For nothing,nowhere., the musical endeavor of Vermont songwriter, singer and guitarist Joe Mulherin, that turning point came midway through recording 'Ruiner', his second album. The musician decamped to New York City, where he spent three months in early 2018 writing and recording the new songs with a vision of staying completely true to himself as an artist. During the process, as moody, shimmering number 'Rejecter' came into being, nothing,nowhere. decided he had to liberate himself from outside forces.

"I was very anxious and very overwhelmed and feeling the weight of expectation on me," he says. "But I think it lent well to the overall sound of the album. Those feelings became so heavy that I had to let them go. Me letting go and taking a deep breath allowed the album to emerge. It was born out of those feelings."

'Ruiner', which follows 2017's breakout album 'Reaper', wasn't planned out or filtered through a long series of revisions. The musician brought pieces of paper covered in broken sentences into the studio, each revealing a fragment of a feeling he'd experienced at some point in the past year. In the room, on the spot, these fragments grew into whole songs, built from an in-the-moment release of melody and lyrics. Several producers, including Jay Vee and Falls, helped nothing,nowhere. find the best way to sonically express each idea, which center on the idea of change. Many tracks took shape quickly, each in a single day.

"I wanted to get back to the basics and back to why I fell in love with music," the musician says. "It's a place where I can truly be myself. No preconceived thoughts. Go in there and treat it like a meditative, Zen experience. This album is like a diary of where I am in my life right now. I've worked my entire life to be here, but now that I'm here I don't really know what to do. The pressure is immense. Things are changing and I'm not used to change. 'Ruiner' is about coping with change and learning to move forward when your life isn't the same as it used to be."

From 'Hammer,' a pulsating number that embraces positivity in a way nothing,nowhere. hasn't in the past, to 'Waster,' which combines current influences like Frank Ocean and James Blake with the second wave emo the musician coveted growing up, the album reflects an artist who is at a crossroads. These songs step forward from 'Reaper', a release that established nothing,nowhere. as a musician inspired by a childhood spent in nature around Massachusetts and Vermont, and who grew up admiring bands like Dashboard Confessional and The Early November. 'Ruiner', which purposefully doesn't feature any guest appearances, pushes nothing,nowhere. to the next level, reminding listeners that it's possible to take on the many influences of your past and create something truly genreless.

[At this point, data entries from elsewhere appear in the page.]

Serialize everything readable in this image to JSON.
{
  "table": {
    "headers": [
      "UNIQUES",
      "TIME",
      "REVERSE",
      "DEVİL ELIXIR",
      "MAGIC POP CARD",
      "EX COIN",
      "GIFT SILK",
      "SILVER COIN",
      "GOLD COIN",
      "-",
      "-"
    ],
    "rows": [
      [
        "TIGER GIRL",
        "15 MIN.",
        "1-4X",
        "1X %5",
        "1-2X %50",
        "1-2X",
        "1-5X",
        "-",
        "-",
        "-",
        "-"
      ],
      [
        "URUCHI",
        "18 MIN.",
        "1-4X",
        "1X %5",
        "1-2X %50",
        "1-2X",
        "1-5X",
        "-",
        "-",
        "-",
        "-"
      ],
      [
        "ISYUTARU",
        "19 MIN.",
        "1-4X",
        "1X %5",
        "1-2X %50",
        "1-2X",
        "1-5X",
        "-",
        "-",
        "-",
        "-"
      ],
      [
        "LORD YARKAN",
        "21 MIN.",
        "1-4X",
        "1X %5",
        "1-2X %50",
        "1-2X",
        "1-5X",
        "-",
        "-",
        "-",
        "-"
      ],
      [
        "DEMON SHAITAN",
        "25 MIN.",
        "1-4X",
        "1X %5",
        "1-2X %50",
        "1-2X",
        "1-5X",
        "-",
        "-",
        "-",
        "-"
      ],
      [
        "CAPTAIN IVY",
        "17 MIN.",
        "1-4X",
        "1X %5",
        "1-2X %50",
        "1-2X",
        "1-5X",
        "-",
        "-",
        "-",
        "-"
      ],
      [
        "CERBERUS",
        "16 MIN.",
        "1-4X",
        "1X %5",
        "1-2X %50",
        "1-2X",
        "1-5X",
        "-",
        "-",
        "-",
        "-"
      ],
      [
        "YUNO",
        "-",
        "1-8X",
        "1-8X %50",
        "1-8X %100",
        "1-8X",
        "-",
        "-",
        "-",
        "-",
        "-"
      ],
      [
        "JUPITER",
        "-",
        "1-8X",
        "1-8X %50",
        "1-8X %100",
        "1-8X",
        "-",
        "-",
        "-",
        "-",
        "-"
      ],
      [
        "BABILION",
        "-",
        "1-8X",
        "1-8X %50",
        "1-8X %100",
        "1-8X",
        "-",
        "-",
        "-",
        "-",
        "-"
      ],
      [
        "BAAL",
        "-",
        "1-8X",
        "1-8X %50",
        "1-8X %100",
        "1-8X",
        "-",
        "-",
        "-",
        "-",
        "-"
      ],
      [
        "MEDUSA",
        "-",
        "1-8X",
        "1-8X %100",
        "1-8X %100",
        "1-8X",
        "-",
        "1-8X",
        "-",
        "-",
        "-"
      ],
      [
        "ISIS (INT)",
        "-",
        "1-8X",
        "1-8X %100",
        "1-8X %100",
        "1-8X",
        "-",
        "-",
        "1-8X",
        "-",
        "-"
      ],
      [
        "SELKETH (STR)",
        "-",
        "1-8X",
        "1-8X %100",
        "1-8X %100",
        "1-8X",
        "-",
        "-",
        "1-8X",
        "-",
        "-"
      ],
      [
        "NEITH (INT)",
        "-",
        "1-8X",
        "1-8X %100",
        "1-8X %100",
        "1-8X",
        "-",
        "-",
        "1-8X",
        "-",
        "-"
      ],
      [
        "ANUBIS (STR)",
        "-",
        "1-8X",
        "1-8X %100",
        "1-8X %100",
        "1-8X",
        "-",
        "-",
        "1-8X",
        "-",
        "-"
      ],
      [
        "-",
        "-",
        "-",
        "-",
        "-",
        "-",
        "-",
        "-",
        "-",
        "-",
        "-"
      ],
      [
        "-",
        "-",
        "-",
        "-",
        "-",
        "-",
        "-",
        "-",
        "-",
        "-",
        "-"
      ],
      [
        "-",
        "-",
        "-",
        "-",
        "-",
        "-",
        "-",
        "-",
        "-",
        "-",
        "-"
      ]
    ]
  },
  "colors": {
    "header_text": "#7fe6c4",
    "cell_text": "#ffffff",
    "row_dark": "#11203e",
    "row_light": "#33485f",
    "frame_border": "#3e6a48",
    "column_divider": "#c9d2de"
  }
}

For nothing,nowhere., music is about a connection. It's one he finds with fans around the world, who gather to see him play on tour and to listen to his songs online. It's that connection that urges the singer to ignore his fear of performing live and step onstage each night anyway. He works with the Trust for Public Land, a nonprofit that endeavors to conserve and protect public land, which is also about connection, both with nature and with human society. The reason nothing,nowhere. brings his songs out of the Vermont wildness and out of himself is because they have the potential to make a change, however small it may be.

"I just want to keep helping people with my music," he says. "I want to create substantive change through music. My lyrics have a lot of imagery dealing with anxiety and depression, and I've met a lot of people on tour who are struggling with that as well. I want people to know they're not alone. Music can help people feel less isolated. For me, it's amazing feeling to help someone and I hope that's what 'Ruiner' can do."